Sepintas lalu, itu adalah jajak pendapat yang luar biasa ceria: 71 persen orang Rusia sekarang ingin meningkatkan hubungan ekonomi, politik, dan budaya dengan Barat. Menurut jajak pendapat Levada Center, angka tersebut melonjak sejak Juli 2015, ketika hanya 50 persen responden yang ingin memperbaiki hubungan. Ini menunjukkan bahwa era rasa saling takut dan benci mungkin perlahan tapi pasti akan segera berakhir.
Namun hal-hal tidak sesederhana kelihatannya. Ketidakpercayaan, bahkan ketakutan, terhadap Barat, musuh lama negara itu, ternyata tidak kemana-mana. Anti-Amerikanisme mendalam yang menguasai masyarakat Rusia selama pertengahan 2000-an, sebelum mencapai ketinggian yang belum pernah terjadi sebelumnya setelah krisis Ukraina dan isolasi Rusia berikutnya, tidak mungkin diberantas dalam waktu dekat.
Orang Rusia mungkin tampak siap untuk memperbaiki hubungan dengan AS dan UE, terutama setelah terpilihnya ‘orang mereka’ Trump di AS.
Sikap
Pada tingkat dasar, masyarakat selalu bersedia bekerja sama dan meningkatkan hubungan dengan Barat, kata sosiolog Levada Denis Volkov kepada The Moscow Times: “Logika yang ditawarkan oleh media adalah ‘kami ingin kerja sama, tetapi mereka – Barat – tidak ,’ dan publik dengan mudah setuju dengan itu, karena itu menghilangkan tanggung jawab dari mereka.”
Logika seperti itu – “kami baik, mereka buruk” – sangat cocok dengan anti-Amerikanisme.
Baca liputan lebih lanjut tentang anti-Amerikanisme di Rusia: Bisakah anti-Amerikanisme Rusia yang mendalam diatasi?
Tetapi pemahaman dasar lain dalam jiwa Rusia adalah bahwa NATO adalah ancaman langsung bagi Rusia. Ogre khusus ini telah mendominasi opini publik selama beberapa dekade. Itu ada sebelum pencaplokan Krimea, dan bahkan sebelum Presiden Rusia Vladimir Putin menjabat.

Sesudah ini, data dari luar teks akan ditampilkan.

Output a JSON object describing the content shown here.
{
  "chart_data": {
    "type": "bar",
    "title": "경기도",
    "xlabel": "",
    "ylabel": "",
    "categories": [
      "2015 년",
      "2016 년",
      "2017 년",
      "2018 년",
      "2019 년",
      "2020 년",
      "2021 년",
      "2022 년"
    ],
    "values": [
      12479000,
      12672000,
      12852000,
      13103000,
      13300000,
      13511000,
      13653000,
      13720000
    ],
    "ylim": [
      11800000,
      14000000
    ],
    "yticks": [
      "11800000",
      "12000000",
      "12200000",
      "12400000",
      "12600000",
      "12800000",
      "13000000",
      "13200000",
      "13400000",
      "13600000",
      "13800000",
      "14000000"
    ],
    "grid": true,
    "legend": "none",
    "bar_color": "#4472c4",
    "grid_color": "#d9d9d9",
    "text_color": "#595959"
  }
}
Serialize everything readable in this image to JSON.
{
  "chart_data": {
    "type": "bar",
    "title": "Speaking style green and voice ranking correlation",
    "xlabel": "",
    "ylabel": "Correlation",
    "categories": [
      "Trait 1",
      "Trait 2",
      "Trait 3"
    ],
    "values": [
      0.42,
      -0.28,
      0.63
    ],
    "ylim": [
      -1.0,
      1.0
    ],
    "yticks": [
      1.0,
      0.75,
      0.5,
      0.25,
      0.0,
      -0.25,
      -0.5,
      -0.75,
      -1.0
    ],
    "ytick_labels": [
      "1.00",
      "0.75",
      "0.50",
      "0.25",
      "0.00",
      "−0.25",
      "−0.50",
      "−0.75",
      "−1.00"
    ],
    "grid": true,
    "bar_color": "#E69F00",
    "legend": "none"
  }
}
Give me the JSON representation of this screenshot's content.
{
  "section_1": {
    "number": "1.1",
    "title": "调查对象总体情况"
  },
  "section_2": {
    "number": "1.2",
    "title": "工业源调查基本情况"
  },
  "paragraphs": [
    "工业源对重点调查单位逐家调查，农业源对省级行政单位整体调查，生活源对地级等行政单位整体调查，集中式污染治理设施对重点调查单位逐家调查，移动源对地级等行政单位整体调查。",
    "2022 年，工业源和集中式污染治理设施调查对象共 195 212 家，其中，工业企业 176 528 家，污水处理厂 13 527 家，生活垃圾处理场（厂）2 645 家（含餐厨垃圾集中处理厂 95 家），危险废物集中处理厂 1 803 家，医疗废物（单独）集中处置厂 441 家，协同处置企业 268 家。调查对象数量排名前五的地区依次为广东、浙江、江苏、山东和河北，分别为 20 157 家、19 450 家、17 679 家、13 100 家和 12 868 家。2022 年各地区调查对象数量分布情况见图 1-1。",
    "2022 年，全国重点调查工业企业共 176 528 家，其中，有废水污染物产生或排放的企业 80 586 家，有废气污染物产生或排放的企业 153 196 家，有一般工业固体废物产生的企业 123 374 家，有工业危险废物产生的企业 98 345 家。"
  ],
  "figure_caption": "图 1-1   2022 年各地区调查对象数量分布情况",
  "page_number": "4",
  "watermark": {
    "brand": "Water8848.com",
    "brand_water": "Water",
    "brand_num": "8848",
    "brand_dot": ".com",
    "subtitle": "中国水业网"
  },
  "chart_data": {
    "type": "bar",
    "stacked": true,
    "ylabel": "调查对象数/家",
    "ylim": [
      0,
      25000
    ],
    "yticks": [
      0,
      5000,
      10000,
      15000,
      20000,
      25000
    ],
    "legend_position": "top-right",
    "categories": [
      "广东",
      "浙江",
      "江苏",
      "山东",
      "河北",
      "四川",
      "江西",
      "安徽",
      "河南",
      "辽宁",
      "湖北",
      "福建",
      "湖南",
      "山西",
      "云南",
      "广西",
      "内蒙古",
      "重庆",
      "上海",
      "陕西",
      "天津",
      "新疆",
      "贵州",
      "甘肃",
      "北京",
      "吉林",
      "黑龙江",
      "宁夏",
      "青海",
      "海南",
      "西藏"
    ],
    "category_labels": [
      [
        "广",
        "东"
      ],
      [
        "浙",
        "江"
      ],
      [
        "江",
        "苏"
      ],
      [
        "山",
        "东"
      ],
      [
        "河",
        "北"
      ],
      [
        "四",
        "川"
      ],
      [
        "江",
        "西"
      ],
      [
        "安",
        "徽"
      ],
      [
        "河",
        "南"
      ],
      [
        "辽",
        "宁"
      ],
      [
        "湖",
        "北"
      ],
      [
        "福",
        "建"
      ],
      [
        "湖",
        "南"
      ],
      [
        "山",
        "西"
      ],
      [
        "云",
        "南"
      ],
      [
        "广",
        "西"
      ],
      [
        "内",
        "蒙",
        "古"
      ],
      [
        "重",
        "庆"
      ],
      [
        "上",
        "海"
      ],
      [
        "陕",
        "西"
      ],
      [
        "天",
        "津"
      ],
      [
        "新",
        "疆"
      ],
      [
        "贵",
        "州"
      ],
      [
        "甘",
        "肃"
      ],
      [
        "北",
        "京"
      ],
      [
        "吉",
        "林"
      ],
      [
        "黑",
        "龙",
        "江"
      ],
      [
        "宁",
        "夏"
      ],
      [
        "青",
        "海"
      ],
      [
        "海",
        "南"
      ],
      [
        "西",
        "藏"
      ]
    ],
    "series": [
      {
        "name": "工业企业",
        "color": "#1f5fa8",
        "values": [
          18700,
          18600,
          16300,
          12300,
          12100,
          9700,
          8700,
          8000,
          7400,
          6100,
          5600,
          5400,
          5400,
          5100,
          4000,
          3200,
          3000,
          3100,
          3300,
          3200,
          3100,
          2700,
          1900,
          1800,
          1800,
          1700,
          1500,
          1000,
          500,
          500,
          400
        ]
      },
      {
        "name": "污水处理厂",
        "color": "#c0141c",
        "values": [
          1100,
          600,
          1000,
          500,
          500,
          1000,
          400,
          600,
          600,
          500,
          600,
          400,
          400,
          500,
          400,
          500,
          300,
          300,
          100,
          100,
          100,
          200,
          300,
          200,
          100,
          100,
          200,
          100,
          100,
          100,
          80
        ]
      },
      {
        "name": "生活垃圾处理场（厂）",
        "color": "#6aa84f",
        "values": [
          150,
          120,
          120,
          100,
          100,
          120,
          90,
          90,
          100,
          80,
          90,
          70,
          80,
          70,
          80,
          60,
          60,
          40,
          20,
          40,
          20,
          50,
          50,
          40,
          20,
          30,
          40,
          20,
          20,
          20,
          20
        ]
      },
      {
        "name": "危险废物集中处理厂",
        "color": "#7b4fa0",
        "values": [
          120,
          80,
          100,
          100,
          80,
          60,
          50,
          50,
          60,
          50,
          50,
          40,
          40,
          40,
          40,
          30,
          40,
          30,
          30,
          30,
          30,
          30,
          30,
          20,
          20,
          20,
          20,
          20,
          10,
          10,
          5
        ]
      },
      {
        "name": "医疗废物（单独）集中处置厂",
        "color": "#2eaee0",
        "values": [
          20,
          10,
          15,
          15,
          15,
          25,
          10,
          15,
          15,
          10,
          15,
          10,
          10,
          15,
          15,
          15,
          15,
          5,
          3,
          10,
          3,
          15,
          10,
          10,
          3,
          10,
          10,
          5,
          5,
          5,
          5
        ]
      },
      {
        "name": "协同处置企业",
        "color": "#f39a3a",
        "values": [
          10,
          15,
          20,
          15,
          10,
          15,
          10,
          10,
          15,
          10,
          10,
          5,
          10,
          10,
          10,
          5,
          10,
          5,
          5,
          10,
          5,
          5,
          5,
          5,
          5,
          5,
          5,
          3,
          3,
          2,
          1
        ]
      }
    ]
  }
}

Menurut jajak pendapat Levada terbaru, 57 persen responden masih percaya bahwa Rusia memiliki alasan untuk takut pada NATO. Tingkat ketidakpercayaan ini sering diperbesar oleh TV pemerintah, yang sebagian besar dikendalikan oleh Kremlin. “Pengaruh televisi sangat besar,” kata Volkov. “Bagi kebanyakan orang Rusia, televisi masih menjadi sumber informasi utama – meski mereka tidak sepenuhnya mempercayainya.”
Secara total, satu dari setiap dua orang Rusia tetap bersikap negatif terhadap Barat. “Pandangan masih jauh dari positif sebelum Krimea dan Suriah,” kata Karina Pipiya, sosiolog lain di tim Levada.
Menyenangkan
Tren lain yang menarik adalah “sombong” nasional, kata Andrei Arkhangelsky, editor budaya di majalah Ogoniok, yang memantau stasiun radio berita negara bagian dan pro-Kremlin.
“Analis politik Kremlin sedang dalam suasana hati yang baik: mereka pikir kemenangan Trump tidak hanya menghukum AS, tetapi juga Eropa.” Arkhangelsky memberi tahu The Moscow Times. “Yakin bahwa Barat memaksa Uni Soviet untuk runtuh, para pendengar sekarang percaya bahwa Barat juga runtuh.”
“Orang biasa” telah menjadi sekutu baru propaganda. “Narasinya sekarang adalah bahwa ‘orang Amerika biasa’ memilih Trump, ‘orang Inggris biasa’ memilih ‘kedaulatan’, dan di Prancis ‘orang biasa’ akan memilih Fillon, teman Putin,” kata Arkhangelsky. “Orang Barat ‘biasa’ menjadi lebih sadar bahwa dunia menuju ke arah yang salah, begitu logikanya.”
Satu-satunya hal yang tidak akan berubah adalah Rusia sendiri.
“Keadilan Rusia bukanlah sesuatu yang diragukan,” kata Arkhangelsky. “Sementara seluruh dunia runtuh, Rusia akan merayakan ‘kemenangan’ nyata lainnya atas Barat, jadi tidak akan pernah ada dorongan untuk perubahan di dalam negeri.”